While the city chooses not to celebrate the time when brave, undersupplied brigades descended upon Barcelona from around the world in the name of being, as the US government so infamously put it, “premature anti-fascists,” it basks in the memory of hosting the 1992 Summer Olympics. The games, as recounted in the constantly circling double-decker bus tours, marked a pivot for the city, transforming it from a small, decaying urban area off the beaten path into a tourist destination. Factories were torn down to open up the beaches. New modes of public transportation were set up for the collective benefit. Shops and restaurants thrived. Woody Allen set a movie there starring Javier Bardem. Barcelona—a place of just 1.6 million people—became chic: a global city, in no small part to the games. But a price was paid for this transformation.
There is irony layered upon irony in this history.
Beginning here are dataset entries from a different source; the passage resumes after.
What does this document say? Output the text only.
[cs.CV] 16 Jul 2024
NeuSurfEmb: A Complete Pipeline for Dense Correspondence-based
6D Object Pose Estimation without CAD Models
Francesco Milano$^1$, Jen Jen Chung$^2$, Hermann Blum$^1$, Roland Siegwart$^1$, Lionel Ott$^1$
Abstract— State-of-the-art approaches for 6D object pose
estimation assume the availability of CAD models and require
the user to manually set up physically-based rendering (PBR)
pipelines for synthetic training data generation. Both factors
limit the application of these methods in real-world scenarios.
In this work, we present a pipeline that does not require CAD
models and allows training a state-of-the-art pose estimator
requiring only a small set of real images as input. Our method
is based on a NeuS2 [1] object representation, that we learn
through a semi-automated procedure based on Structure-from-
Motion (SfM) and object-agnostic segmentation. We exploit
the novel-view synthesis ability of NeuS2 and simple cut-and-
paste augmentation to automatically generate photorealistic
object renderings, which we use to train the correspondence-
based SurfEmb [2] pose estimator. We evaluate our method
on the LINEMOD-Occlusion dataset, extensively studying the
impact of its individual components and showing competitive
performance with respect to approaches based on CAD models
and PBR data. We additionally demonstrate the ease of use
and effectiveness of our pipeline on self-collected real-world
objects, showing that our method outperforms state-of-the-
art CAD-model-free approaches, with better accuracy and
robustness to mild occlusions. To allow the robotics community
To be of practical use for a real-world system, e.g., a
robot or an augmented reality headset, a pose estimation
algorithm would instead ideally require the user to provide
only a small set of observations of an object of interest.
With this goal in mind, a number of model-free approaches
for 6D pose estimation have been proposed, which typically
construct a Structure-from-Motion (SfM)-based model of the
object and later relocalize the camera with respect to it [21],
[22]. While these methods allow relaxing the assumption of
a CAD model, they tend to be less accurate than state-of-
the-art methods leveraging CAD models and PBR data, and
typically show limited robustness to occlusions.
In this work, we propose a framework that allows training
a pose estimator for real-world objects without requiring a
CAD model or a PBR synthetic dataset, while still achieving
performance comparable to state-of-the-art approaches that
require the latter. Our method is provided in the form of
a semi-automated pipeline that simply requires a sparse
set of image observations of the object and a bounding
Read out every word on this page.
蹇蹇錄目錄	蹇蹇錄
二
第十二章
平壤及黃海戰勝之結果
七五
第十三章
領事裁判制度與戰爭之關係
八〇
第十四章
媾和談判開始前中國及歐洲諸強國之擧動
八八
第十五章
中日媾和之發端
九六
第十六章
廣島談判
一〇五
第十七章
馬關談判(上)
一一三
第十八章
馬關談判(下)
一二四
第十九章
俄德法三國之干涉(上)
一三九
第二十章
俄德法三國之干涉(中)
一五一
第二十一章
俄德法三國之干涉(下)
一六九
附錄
The Olympics have always been most comfortable with authoritarian and even fascist regimes. The 1992 games were brought to the socialist-leaning city by International Olympic Committee President Juan Antonio Samaranch, a fascist youth organizer during the Spanish Civil War over 50 years earlier. Now, there is an Olympic museum in the city that bears his name and celebrates both his personal biography as well as the history of the Olympic Games. The museum presents a very peculiar kind of history of the Olympics. There is no mention of any of the controversies that have engulfed the games: corruption, displacement, or the militarization of public space. The 1936 Olympic torch—the first torch in the modern games—that lit the flame in Hitler’s Berlin is displayed without any political context. Barcelona itself was ready to host a People’s Olympiad in opposition to the Hitler’s Olympics that year, a brilliant plan scuttled by the civil war. There is no reference to the People’s Olympiad in the museum. The only mention of anything outside the lines is the killing of Israeli athletes at the 1972 Munich Olympics, but that merits just a few sentences upon a wall. The countless people displaced for the games, the political dissidents disappeared from Berlin to China, don’t make it into the history. Yet there is an entire tribute room dedicated to Samaranch that includes a series of his oddly uncharismatic speeches playing on a loop.
There is also something very uncomfortable about such a museum’s being located in Montjuïc mountain. This is a place where the killings and torturing of anarchists, socialists, communists, and Republicans was commonplace in the civil war’s aftermath. Now it’s home to a museum bearing the name of someone whose hands were stained with their blood.
Barcelona’s history deserves to be expressed boldly, demanding examination, not to be tucked away and hidden. To celebrate the 1992 Olympics while consigning the civil war to side-street shops tells its own story, less about Spain than about where we are in the world. The vision that the fighters for a democratic Spain held to their hearts does not belong in a near-forgotten chamber of suspended stasis. It should be celebrated and studied, especially during these times when authoritarians are on the march and environmental sustainability appears only as a pipe dream. The Olympics next year will be at the heart of global authoritarianism and environmental degradation when they bring their carnival to China. The International Olympic Committee’s plans for LA in 2028 are also dystopic. Barcelona’s history in the 1930s represents a counter-vision, and we need that kind of visionary thinking desperately today. The city bursts at the seams with this history. I pray that it breaks through, because its lessons are invaluable for young people in the 21st century fighting for the collective good.